Wednesday, June 24, 2009

The battered children's revolt

As the world witnesses a steady ratcheting up of officially sanctioned violence in Iran, it's important to note that this escalation rises from a base of normal daily low-grade terror.

Yesterday, this snippet of an interview in The Independent with Mohsen Makhmalbaf, the Iranian filmmaker who is serving as Mousavi's unofficial spokesman, opened a window on the extent to which the Iranian people, more than half of whom are under 25, are accustomed to being bullied by the regime:
If Mousavi was to become president, he said....there would be an end to the “constant harassment of young people which means that virtually every young person in Iran has been beaten up by the security forces.”
That's largely children beating children, as the "shock troops" of enforced conformity in Iran are the often teenaged Basij.
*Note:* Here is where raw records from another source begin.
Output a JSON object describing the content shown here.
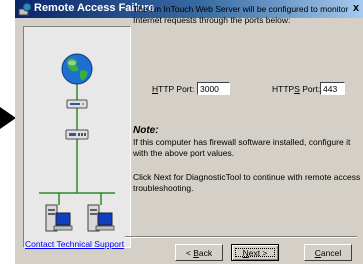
{
  "window": {
    "title": "Remote Access Failure",
    "close_glyph": "x"
  },
  "content": {
    "intro": "The I'm InTouch Web Server will be configured to monitor Internet requests through the ports below:",
    "http_label_underlined": "H",
    "http_label_rest": "TTP Port:",
    "http_port": "3000",
    "https_label_before": "HTTP",
    "https_label_underlined": "S",
    "https_label_after": " Port:",
    "https_port": "443",
    "note_heading": "Note:",
    "note_body": "If this computer has firewall software installed, configure it with the above port values.",
    "next_instruction": "Click Next for DiagnosticTool to continue with remote access troubleshooting."
  },
  "footer": {
    "support_link": "Contact Technical Support",
    "back_prefix": "< ",
    "back_underlined": "B",
    "back_rest": "ack",
    "next_underlined": "N",
    "next_rest": "ext >",
    "cancel_underlined": "C",
    "cancel_rest": "ancel"
  },
  "icons": {
    "pointer": "arrow-pointer-icon",
    "title": "network-globe-icon",
    "globe": "globe-icon",
    "router": "router-icon",
    "hub": "hub-icon",
    "computers": "desktop-computer-icon"
  },
  "colors": {
    "titlebar_start": "#0a246a",
    "titlebar_end": "#a6caf0",
    "dialog_bg": "#d4d0c8",
    "network_line": "#2e8b2e",
    "link": "#0000ff"
  }
}
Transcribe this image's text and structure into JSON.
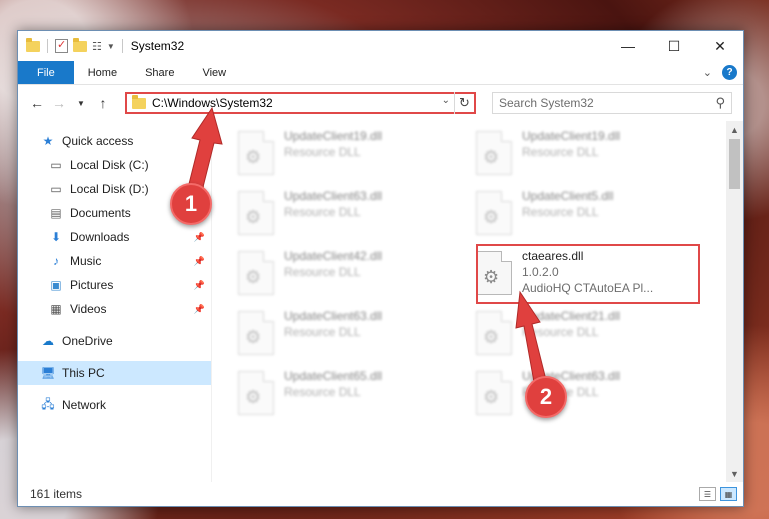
{
  "window": {
    "title": "System32",
    "controls": {
      "minimize": "—",
      "maximize": "☐",
      "close": "✕"
    }
  },
  "ribbon": {
    "tabs": [
      "File",
      "Home",
      "Share",
      "View"
    ]
  },
  "nav": {
    "address": "C:\\Windows\\System32",
    "search_placeholder": "Search System32"
  },
  "sidebar": {
    "items": [
      {
        "label": "Quick access",
        "icon": "star-icon",
        "pinned": false
      },
      {
        "label": "Local Disk (C:)",
        "icon": "drive-icon",
        "pinned": false
      },
      {
        "label": "Local Disk (D:)",
        "icon": "drive-icon",
        "pinned": true
      },
      {
        "label": "Documents",
        "icon": "documents-icon",
        "pinned": true
      },
      {
        "label": "Downloads",
        "icon": "download-icon",
        "pinned": true
      },
      {
        "label": "Music",
        "icon": "music-icon",
        "pinned": true
      },
      {
        "label": "Pictures",
        "icon": "pictures-icon",
        "pinned": true
      },
      {
        "label": "Videos",
        "icon": "videos-icon",
        "pinned": true
      },
      {
        "label": "OneDrive",
        "icon": "cloud-icon"
      },
      {
        "label": "This PC",
        "icon": "computer-icon",
        "selected": true
      },
      {
        "label": "Network",
        "icon": "network-icon"
      }
    ]
  },
  "files": [
    {
      "name": "UpdateClient19.dll",
      "line1": "Resource DLL",
      "line2": ""
    },
    {
      "name": "UpdateClient19.dll",
      "line1": "Resource DLL",
      "line2": ""
    },
    {
      "name": "UpdateClient63.dll",
      "line1": "Resource DLL",
      "line2": ""
    },
    {
      "name": "UpdateClient5.dll",
      "line1": "Resource DLL",
      "line2": ""
    },
    {
      "name": "UpdateClient42.dll",
      "line1": "Resource DLL",
      "line2": ""
    },
    {
      "name": "ctaeares.dll",
      "line1": "1.0.2.0",
      "line2": "AudioHQ CTAutoEA Pl..."
    },
    {
      "name": "UpdateClient63.dll",
      "line1": "Resource DLL",
      "line2": ""
    },
    {
      "name": "UpdateClient21.dll",
      "line1": "Resource DLL",
      "line2": ""
    },
    {
      "name": "UpdateClient65.dll",
      "line1": "Resource DLL",
      "line2": ""
    },
    {
      "name": "UpdateClient63.dll",
      "line1": "Resource DLL",
      "line2": ""
    }
  ],
  "status": {
    "item_count": "161 items"
  },
  "annotations": {
    "step1": "1",
    "step2": "2",
    "color": "#e0403e"
  }
}
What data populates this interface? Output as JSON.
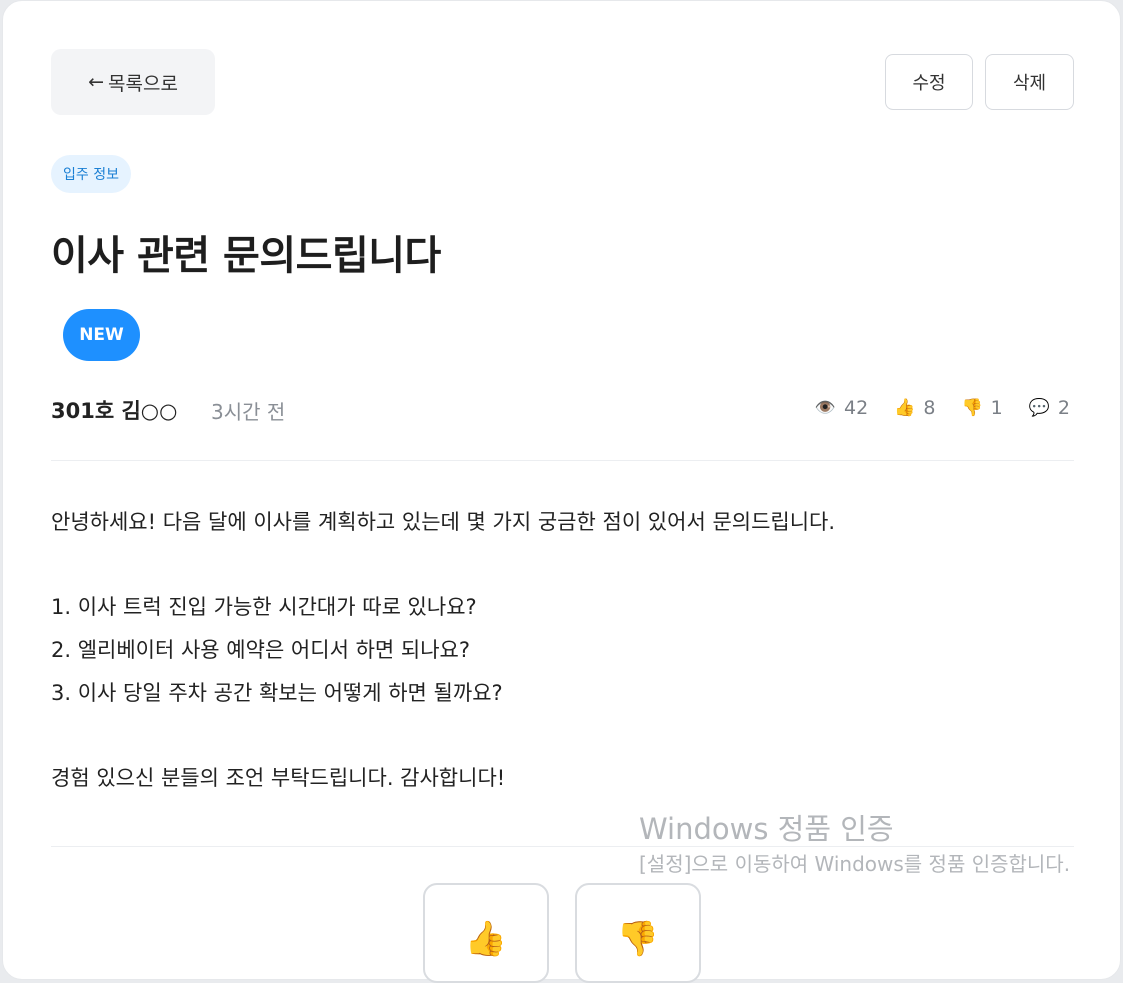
{
  "header": {
    "back_arrow": "←",
    "back_label": "목록으로",
    "edit_label": "수정",
    "delete_label": "삭제"
  },
  "post": {
    "category": "입주 정보",
    "title": "이사 관련 문의드립니다",
    "badge": "NEW",
    "author": "301호 김○○",
    "time": "3시간 전",
    "stats": {
      "views": "42",
      "likes": "8",
      "dislikes": "1",
      "comments": "2"
    },
    "body": {
      "intro": "안녕하세요! 다음 달에 이사를 계획하고 있는데 몇 가지 궁금한 점이 있어서 문의드립니다.",
      "questions": [
        "1. 이사 트럭 진입 가능한 시간대가 따로 있나요?",
        "2. 엘리베이터 사용 예약은 어디서 하면 되나요?",
        "3. 이사 당일 주차 공간 확보는 어떻게 하면 될까요?"
      ],
      "closing": "경험 있으신 분들의 조언 부탁드립니다. 감사합니다!"
    }
  },
  "icons": {
    "views": "👁️",
    "likes": "👍",
    "dislikes": "👎",
    "comments": "💬"
  },
  "watermark": {
    "title": "Windows 정품 인증",
    "text": "[설정]으로 이동하여 Windows를 정품 인증합니다."
  },
  "colors": {
    "accent": "#1e90ff",
    "category_bg": "#e6f3ff",
    "category_text": "#1a7fd4"
  }
}
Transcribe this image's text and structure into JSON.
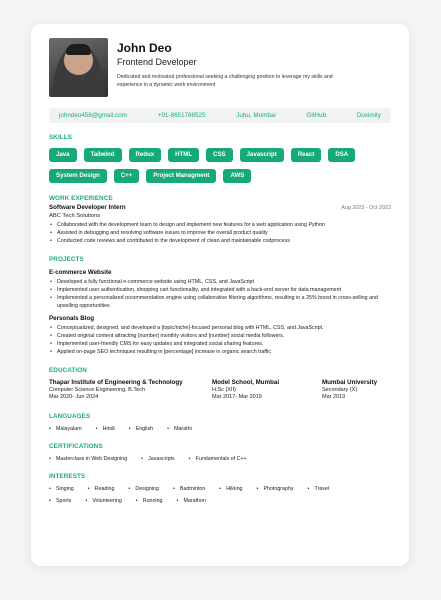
{
  "profile": {
    "name": "John Deo",
    "role": "Frontend Developer",
    "summary": "Dedicated and motivated professional seeking a challenging position to leverage my skills and experience in a dynamic work environment"
  },
  "contact": {
    "email": "johndeo456@gmail.com",
    "phone": "+91-8651788525",
    "location": "Juhu, Mumbai",
    "github": "GitHub",
    "doximity": "Doximity"
  },
  "skills": {
    "title": "SKILLS",
    "items": [
      "Java",
      "Tailwind",
      "Redux",
      "HTML",
      "CSS",
      "Javascript",
      "React",
      "DSA",
      "System Design",
      "C++",
      "Project Managment",
      "AWS"
    ]
  },
  "experience": {
    "title": "WORK EXPERIENCE",
    "job_title": "Software Developer Intern",
    "company": "ABC Tech Solutions",
    "date": "Aug 2023 - Oct 2023",
    "bullets": [
      "Collaborated with the development team to design and implement new features for a web application using Python",
      "Assisted in debugging and resolving software issues to improve the overall product quality",
      "Conducted code reviews and contributed to the development of clean and maintainable codprocess"
    ]
  },
  "projects": {
    "title": "PROJECTS",
    "p1": {
      "name": "E-commerce Website",
      "bullets": [
        "Developed a fully functional e-commerce website using HTML, CSS, and JavaScript",
        "Implemented user authentication, shopping cart functionality, and integrated with a back-end server for data management",
        "Implemented a personalized recommendation engine using collaborative filtering algorithms, resulting in a 25% boost in cross-selling and upselling opportunities"
      ]
    },
    "p2": {
      "name": "Personals Blog",
      "bullets": [
        "Conceptualized, designed, and developed a [topic/niche]-focused personal blog with HTML, CSS, and JavaScript.",
        "Created original content attracting [number] monthly visitors and [number] social media followers.",
        "Implemented user-friendly CMS for easy updates and integrated social sharing features.",
        "Applied on-page SEO techniques resulting in [percentage] increase in organic search traffic"
      ]
    }
  },
  "education": {
    "title": "EDUCATION",
    "e1": {
      "school": "Thapar Institute of Engineering & Technology",
      "degree": "Computer Science Engineering, B.Tech",
      "date": "Mar 2020- Jun 2024"
    },
    "e2": {
      "school": "Model School, Mumbai",
      "degree": "H.Sc (XII)",
      "date": "Mar 2017- Mar 2019"
    },
    "e3": {
      "school": "Mumbai University",
      "degree": "Secondary (X)",
      "date": "Mar 2019"
    }
  },
  "languages": {
    "title": "LANGUAGES",
    "items": [
      "Malayalam",
      "Hindi",
      "English",
      "Marathi"
    ]
  },
  "certifications": {
    "title": "CERTIFICATIONS",
    "items": [
      "Masterclass in Web Designing",
      "Javascripts",
      "Fundamentals of C++"
    ]
  },
  "interests": {
    "title": "INTERESTS",
    "items": [
      "Singing",
      "Reading",
      "Designing",
      "Badminton",
      "Hikkng",
      "Photography",
      "Travel",
      "Sports",
      "Volunteering",
      "Running",
      "Marathon"
    ]
  }
}
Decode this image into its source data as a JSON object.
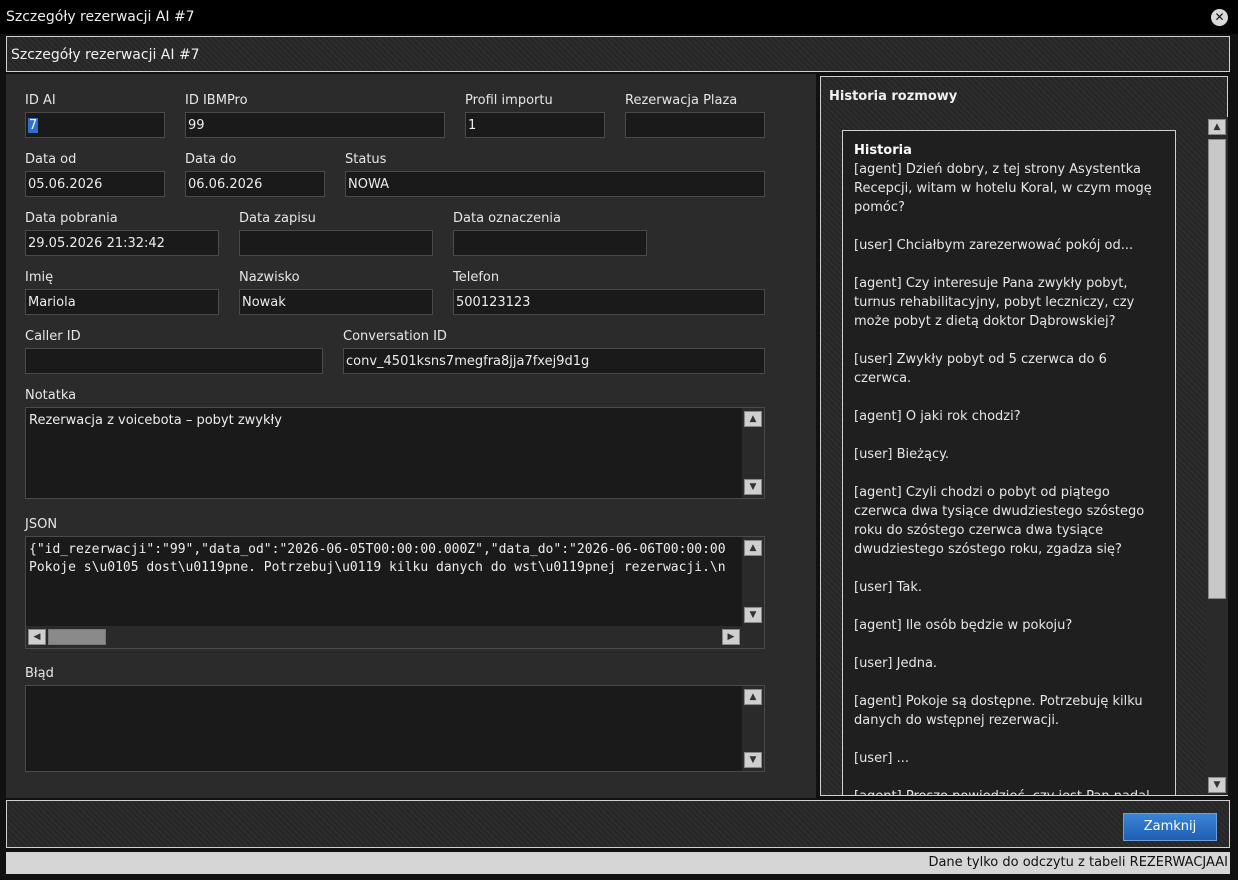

Update 6/25: A pseudonymous Iranian journalist writing in The Nation gives a fuller account of the daily harassment of Iran's young:
The Islamic Republic is not a dictatorship in the normal sense of the word. Its practitioners believe they are doing God's work on earth. Guiding the wayward by persuasion and coercion is among their chief tasks. Nearly every young person in Iran, particularly young women, can recount dozens of stories of humiliation and discrimination at the hands of government agents and supporters. For them, each rock thrown at the police, each hand-to-hand combat with the militiamen and vigilantes, each confrontation with the heavily armed Revolutionary Guards is not just an act of political defiance but a cathartic experience of personal liberation.